In his quest, Charlie is accompanied by a small, cloying child (Jarrett Lennon, Short Cuts), an orphan watched over by a mechanic named Beezle (Patrick Bergin, Sleeping With the Enemy), who is later revealed to be Satan himself (this is such an obvious reveal that it surely can’t count as a spoiler). He becomes tangled with a biker named Royce (Adam Storke, Death Becomes Her) and his girl, Clara (Pamela Gidley, Twin Peaks: Fire Walk With Me), who also happens to be Richard Farnsworth’s ageless Ex. He also encounters a handful of celebrities, among them Ben Stiller, in an early role, as both Attila the Hun and a goofy cook at a diner called Pluto’s.

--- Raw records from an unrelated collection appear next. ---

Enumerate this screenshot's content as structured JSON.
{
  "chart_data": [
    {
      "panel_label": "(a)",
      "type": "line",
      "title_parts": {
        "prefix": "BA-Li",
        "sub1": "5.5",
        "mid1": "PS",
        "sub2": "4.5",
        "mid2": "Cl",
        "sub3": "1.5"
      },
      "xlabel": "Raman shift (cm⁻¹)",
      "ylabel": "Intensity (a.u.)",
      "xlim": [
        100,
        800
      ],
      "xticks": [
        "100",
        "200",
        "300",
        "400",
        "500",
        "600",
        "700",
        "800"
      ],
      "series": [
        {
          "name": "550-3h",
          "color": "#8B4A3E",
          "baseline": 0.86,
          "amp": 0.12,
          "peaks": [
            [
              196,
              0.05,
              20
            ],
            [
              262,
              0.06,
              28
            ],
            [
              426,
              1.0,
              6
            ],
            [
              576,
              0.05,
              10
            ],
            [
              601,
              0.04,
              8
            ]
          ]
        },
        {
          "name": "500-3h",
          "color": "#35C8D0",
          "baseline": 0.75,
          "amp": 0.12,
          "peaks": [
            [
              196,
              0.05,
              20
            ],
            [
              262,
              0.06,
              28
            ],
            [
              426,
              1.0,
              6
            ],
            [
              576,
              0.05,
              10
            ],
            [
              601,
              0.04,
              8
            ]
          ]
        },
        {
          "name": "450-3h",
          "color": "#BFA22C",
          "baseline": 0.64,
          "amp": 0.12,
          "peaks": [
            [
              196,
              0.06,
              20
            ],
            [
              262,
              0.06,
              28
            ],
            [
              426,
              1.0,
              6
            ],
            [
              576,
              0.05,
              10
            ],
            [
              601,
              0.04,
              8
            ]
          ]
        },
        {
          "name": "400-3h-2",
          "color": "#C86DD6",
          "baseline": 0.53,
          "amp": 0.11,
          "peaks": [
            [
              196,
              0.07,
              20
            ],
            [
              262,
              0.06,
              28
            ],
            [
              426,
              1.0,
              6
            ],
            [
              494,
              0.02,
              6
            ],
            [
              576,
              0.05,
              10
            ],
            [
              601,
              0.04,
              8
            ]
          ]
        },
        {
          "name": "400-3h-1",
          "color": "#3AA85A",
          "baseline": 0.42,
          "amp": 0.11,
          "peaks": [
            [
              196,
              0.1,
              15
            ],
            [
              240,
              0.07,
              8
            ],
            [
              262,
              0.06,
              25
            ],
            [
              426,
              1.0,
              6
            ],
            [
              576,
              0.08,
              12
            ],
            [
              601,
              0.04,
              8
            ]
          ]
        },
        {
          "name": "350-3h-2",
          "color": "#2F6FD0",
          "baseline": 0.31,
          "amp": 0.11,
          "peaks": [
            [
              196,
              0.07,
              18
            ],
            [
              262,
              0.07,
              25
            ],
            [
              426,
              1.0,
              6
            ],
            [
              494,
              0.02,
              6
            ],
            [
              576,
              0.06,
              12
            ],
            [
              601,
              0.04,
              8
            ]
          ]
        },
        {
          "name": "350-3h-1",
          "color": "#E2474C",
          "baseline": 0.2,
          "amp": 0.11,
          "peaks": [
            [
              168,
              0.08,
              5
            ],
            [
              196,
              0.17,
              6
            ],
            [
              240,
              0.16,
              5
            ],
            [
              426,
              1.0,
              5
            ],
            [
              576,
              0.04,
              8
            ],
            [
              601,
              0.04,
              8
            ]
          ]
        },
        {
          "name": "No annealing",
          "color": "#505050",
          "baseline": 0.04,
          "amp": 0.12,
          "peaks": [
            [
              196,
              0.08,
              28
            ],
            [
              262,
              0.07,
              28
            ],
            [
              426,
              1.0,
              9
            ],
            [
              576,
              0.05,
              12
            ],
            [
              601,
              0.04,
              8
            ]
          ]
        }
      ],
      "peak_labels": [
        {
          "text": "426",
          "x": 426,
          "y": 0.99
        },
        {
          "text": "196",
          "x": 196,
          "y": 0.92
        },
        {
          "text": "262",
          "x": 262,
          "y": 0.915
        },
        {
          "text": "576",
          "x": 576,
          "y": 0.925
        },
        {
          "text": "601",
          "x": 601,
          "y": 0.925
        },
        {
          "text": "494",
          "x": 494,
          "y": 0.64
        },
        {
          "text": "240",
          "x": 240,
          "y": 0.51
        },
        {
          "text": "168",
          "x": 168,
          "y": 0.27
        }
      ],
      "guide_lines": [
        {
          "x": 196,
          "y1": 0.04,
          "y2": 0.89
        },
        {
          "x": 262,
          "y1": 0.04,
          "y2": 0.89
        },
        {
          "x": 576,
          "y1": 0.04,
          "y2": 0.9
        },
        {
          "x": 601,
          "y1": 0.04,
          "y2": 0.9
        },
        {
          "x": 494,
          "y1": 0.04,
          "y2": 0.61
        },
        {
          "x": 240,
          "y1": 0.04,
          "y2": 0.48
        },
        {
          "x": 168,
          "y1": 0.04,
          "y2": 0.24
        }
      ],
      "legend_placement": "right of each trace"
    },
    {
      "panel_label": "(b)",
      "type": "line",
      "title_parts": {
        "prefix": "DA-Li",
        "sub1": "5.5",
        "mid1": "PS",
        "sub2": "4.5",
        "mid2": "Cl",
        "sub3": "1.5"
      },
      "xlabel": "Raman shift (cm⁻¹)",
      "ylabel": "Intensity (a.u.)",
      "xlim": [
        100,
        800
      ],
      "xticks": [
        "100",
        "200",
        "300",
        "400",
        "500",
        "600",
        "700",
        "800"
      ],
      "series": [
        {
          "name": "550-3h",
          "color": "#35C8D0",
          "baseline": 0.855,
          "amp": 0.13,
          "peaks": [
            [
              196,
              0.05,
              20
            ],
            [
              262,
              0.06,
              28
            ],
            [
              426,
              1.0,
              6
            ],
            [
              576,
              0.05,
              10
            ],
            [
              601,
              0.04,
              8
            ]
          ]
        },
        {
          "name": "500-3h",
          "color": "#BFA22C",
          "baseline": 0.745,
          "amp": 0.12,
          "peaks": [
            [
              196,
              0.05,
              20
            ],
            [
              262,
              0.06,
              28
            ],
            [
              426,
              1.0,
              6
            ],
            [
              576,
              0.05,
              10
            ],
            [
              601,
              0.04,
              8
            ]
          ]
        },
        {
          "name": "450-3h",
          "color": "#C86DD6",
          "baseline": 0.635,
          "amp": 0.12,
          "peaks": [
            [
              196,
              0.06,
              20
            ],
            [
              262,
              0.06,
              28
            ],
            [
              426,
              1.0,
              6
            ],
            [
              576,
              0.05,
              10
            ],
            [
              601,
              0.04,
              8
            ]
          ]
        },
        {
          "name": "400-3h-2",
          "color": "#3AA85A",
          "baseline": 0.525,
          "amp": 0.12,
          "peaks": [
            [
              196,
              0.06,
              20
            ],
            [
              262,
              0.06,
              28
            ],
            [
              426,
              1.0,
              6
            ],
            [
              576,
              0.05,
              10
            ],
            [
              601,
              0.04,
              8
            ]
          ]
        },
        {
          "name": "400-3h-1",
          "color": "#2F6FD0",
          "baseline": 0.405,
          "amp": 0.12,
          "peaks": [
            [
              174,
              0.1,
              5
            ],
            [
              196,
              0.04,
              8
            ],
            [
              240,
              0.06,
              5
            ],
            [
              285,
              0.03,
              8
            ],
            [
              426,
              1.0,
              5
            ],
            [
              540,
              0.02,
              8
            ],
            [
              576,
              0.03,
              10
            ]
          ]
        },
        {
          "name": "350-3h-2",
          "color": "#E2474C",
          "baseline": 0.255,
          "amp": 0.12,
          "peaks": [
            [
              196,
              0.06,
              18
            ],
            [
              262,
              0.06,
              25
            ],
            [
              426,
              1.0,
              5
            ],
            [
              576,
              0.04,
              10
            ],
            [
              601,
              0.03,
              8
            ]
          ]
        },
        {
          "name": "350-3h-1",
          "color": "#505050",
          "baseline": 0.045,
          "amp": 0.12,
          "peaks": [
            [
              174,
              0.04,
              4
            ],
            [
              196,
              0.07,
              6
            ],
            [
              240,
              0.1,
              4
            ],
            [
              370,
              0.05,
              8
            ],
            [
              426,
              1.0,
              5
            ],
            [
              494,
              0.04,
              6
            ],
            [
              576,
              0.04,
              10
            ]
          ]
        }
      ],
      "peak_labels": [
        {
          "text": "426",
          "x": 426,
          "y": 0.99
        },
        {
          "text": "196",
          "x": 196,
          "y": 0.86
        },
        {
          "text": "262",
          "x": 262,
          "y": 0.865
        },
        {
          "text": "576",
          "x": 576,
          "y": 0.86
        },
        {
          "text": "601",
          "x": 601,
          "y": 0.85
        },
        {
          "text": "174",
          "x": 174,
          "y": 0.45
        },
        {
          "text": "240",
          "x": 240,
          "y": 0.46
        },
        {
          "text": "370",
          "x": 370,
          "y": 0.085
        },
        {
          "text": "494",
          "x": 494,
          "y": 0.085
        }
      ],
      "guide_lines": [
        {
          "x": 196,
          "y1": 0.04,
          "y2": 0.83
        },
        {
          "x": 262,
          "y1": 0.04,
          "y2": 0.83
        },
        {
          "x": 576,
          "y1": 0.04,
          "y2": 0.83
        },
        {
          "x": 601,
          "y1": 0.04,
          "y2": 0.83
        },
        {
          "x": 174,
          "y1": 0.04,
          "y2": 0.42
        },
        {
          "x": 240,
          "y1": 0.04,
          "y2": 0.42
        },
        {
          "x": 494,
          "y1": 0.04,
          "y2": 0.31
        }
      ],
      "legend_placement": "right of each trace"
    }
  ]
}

The entire Stiller clan is here, including his father Jerry Stiller (Seinfeld) as a dead cop, his mother Anne Meara (The Boys from Brazil) as a waitress named Medea, and his sister Amy Stiller (Tropic Thunder) as Cleopatra. And Gilbert Gottfried, Mr. USA Up All Night himself, plays Adolf Hitler, who’s pretending that he’s not Hitler, just an ordinary teenage boy. As Gottfried stated in an interview with the AV Club earlier this year, “You know, the credit ‘Gilbert Gottfried as Hitler’ is actually much funnier than the actual scene.” Indeed, at the end of the day, the movie isn’t nearly as funny as it ought to be, but – worse – the car chases are devoid of thrills. The climactic race aims for The Road Warrior but falls far short. A better director could have added some punch to this occasionally listless film (the dreary score, by the band Hidden Faces, doesn’t help), but still, if it’s late at night and there’s nothing else on TV, this is one of those movies that will stick in your memory, with or without Rhonda Shear introducing it in lingerie. I guarantee that years later you’ll be asking someone, “Hey, what’s the name of that weird movie with Gilbert Gottfried as Hitler?”